Die AfD holte viele Wählerstimmen ein. Ein Leser warnt. (Symbolbild) Foto: Carsten Koall/dpa

Die Wahl der AfD bei der Landtagswahl hat Folgen für die Bildung, sagt Leser

Schon im Jahr 2015 äußerte sich der jetzige Spitzenkandidat der AfD, Markus Frohnmaier, wie folgt: „Wenn wir kommen, dann wird aufgeräumt, dann wird ausgemistet.“ Er will „(...) in den ersten 100 Tagen eine fundamentale Überarbeitung der Lehrpläne in Auftrag“ geben. Da Bildungspolitik überwiegend Ländersache ist, hat eine Regierung durchaus Einfluss auf Inhalte und Struktur schulischer Bildung.

 

Wie im Regierungsprogramm der AfD für die Landtagswahl 2026 in Sachsen-Anhalt könnte darin beispielsweise die Förderung rein deutscher Geschichte und Identität als Teil einer ausschließlich national-patriotischen Leitkultur enthalten sein.

Die Leitperspektive „Bildung zu Toleranz und Vielfalt“ oder das Projekt „Schule der Vielfalt“ gäbe es dann nicht mehr. Vereine, die Fördergelder beantragen wollten, müssten sich ebenfalls zum Patriotismus bekennen. Theater und Opernhäuser dürften nur noch deutsche Stücke spielen, die die AfD für wertvoll hält, wenn sogenanntes „Staatsgeld“ fließen soll.

Politische Bildung schreibt aktives Eintreten für demokratische Grundordnung vor

Bereits im Jahre 2018 gab es in Baden-Württemberg ein Denunziationsportal (www.mein-lehrer-hetzt.de) über Lehrkräfte, die sich kritisch zur AfD äußerten, vermeintlich linke Ideologien verbreiteten, oder ein angebliches „Neutralitätsgebot“ verletzten, das es so gar nicht gibt.

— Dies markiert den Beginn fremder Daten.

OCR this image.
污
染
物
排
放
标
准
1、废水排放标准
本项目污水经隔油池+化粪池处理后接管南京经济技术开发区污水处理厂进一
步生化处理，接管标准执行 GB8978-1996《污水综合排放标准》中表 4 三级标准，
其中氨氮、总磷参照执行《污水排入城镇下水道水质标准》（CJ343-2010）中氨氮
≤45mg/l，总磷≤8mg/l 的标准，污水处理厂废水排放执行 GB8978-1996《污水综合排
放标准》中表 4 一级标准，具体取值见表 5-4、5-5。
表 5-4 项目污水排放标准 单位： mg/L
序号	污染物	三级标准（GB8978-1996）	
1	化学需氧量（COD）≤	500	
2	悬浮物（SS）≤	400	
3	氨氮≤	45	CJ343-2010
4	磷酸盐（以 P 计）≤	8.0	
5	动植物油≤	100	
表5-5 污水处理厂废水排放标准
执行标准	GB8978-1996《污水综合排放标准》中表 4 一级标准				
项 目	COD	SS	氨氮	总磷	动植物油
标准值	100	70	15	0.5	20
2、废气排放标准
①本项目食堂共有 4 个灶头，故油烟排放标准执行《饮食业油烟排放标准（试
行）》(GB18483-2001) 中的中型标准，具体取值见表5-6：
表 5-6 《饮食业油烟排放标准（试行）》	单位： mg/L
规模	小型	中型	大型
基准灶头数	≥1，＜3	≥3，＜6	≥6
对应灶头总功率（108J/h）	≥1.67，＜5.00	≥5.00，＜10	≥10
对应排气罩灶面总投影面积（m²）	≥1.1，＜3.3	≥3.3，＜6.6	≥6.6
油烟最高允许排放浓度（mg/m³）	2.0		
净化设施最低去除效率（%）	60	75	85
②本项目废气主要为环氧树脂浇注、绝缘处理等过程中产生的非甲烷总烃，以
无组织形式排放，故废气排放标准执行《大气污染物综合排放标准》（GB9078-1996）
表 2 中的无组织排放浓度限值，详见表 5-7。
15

Der Beutelsbacher Konsens von 1976 zur politischen Bildung schreibt im Gegenteil ein aktives Eintreten für die Freiheitlich demokratische Grundordnung vor! Aus Datenschutzgründen verschwand es in Baden-Württemberg bald wieder, doch in Sachsen-Anhalt taucht es im AfD-Programm für die Wahl im Herbst wieder auf.

Wer also diese Partei weiterhin wählt, sollte sich darüber im Klaren sein, was er für sein „Kreuzle“ bekommt. Das Abschneiden in Baden-Württemberg dürfte die Wählerinnen und Wähler doch dazu ermutigen, diese Ziele der AfD in anderen Bundesländern mit Vehemenz zu verfolgen!